Still, vaccinated people are getting infected. The international study looked at 100 health care workers who had become infected after being vaccinated. As other studies have shown, these vaccinated workers didn’t get as sick as others who were infected by the Delta variant. However, those infected with Delta still carried high viral loads. So even the vaccinated-infected could easily transmit the virus.
And that’s being seen in the real world. As The Wall Street Journal reports, an outbreak of Delta variant is spreading across Israel, with about half of those infected being fully vaccinated. However, this doesn’t meant that the Delta variant can completely bypass vaccination. The vaccination rate in Israel, while high, is still less than 65%. That’s below the projected level needed to halt community spread, even of the original version of SARS-CoV-2. The ability of the Delta variant to not just infect the vaccinated, but be passed along, changes the calculus. It’s unlikely that the R0 of the virus is such that it can sustain community spread in a community where everyone is vaccinated—the rate of infection is too low. However, the level of vaccination needed to evade Delta is going to be considerably higher.

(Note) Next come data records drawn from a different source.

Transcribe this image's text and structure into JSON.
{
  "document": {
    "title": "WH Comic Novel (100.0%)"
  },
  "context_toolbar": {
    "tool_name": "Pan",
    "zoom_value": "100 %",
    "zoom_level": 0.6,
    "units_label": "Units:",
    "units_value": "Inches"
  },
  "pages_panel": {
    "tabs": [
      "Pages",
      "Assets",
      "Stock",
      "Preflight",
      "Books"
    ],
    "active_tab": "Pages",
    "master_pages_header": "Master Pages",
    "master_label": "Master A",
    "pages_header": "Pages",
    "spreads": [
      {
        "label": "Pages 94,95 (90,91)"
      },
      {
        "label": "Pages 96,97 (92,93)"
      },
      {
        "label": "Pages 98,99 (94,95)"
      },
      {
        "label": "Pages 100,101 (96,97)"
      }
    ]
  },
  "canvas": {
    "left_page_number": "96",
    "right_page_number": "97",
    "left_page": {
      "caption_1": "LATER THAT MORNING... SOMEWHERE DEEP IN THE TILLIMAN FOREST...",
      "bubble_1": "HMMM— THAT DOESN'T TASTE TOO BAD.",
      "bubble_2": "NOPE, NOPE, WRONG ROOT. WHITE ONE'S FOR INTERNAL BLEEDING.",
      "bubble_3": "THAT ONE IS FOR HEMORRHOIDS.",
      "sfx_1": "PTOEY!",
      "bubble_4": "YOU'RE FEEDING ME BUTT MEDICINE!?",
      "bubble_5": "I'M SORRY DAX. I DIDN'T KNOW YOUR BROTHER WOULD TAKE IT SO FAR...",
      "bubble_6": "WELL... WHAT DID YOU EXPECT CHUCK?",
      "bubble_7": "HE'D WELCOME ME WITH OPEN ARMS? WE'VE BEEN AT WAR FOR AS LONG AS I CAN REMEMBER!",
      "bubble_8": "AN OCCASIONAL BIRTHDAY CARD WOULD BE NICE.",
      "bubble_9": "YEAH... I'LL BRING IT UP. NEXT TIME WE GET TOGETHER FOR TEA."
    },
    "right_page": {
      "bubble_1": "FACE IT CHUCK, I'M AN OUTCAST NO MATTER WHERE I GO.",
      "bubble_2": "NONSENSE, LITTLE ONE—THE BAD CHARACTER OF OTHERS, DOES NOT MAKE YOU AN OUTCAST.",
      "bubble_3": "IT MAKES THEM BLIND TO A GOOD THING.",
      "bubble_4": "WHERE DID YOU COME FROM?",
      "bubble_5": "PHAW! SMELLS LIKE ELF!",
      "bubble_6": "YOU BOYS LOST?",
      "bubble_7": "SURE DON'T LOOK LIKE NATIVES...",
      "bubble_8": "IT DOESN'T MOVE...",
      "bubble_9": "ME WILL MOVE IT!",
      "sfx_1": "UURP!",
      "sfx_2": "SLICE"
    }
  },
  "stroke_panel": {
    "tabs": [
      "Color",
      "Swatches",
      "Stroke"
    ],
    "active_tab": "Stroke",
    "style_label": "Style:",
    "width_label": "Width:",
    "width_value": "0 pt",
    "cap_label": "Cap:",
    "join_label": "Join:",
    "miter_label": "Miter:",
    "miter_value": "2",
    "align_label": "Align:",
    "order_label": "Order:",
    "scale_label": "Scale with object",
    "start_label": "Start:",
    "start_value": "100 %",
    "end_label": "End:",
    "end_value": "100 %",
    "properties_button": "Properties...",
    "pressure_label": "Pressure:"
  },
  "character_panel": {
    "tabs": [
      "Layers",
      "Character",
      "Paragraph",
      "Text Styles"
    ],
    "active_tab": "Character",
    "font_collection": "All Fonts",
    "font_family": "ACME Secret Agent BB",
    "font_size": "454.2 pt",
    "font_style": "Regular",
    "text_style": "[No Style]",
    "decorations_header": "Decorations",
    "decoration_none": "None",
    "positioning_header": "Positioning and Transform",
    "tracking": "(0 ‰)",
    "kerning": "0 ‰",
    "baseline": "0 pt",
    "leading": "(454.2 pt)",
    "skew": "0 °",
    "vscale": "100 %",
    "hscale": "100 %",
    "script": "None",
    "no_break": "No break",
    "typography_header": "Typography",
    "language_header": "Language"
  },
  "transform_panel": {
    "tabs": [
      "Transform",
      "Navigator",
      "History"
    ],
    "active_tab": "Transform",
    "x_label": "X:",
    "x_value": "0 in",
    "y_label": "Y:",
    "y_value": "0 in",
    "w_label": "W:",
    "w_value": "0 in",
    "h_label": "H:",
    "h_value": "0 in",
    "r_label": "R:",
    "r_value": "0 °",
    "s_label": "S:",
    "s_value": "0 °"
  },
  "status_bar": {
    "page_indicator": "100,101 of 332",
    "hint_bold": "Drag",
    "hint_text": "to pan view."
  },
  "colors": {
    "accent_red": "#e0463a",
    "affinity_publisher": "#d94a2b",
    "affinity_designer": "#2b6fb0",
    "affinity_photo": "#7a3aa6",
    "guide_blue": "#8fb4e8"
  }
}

This outbreak in Israel is, at the moment at least, not a nationwide wave, but more of a cluster. It’s likely that this outbreak will not be sustained. And, thanks to vaccines, it’s not generated a large number of severe cases. But it shows that an insufficiently vaccinated population is susceptible to the Delta variant, even when the national average is high. This particular outbreak started among a group that hasn’t been vaccinated—school children under the age of 16—and spread to their families. It shows how hard it will be to close this thing down so long as significant cohorts remain unvaccinated. Israel responded quickly by reinstituting mask requirements and dropping plans to reopen the country to international tourism in the next month.
In the United States, where the percentage of people vaccinated is still less than 20% in some counties, the variant could easily sustain community spread. And while the vaccinated may be protected from serious disease, the unvaccinated are not. Hospitals in some areas are already seeing increased loads of younger, sicker patients infected by the Delta variant.
The increased threat of community spread also means that some areas need to rethink relaxed guidelines and attempts to “get back to normal.” This is already impacting facilities like nursing homes in Colorado, where the Delta variant is threatening seniors whose immune systems don’t generate as strong a response to the vaccine.
Whether any of these things get worse with Delta Plus isn’t clear. And there is already many other variants that branch from the Delta variant. Any one of which may be more vaccine evasive.
The faster everyone gets a vaccine that reduces their chance of being infected, which in turn reduces their chance of spreading the disease, the more likely the world is to slow the parade of variants before a genuinely vaccine-evasive version enters rapid spread. However, everyone who got a vaccine in the last year should be expecting a booster in the next year, because the only way to be sure of keeping up vaccine resistance, is to try and keep up with the changing mix of viral proteins.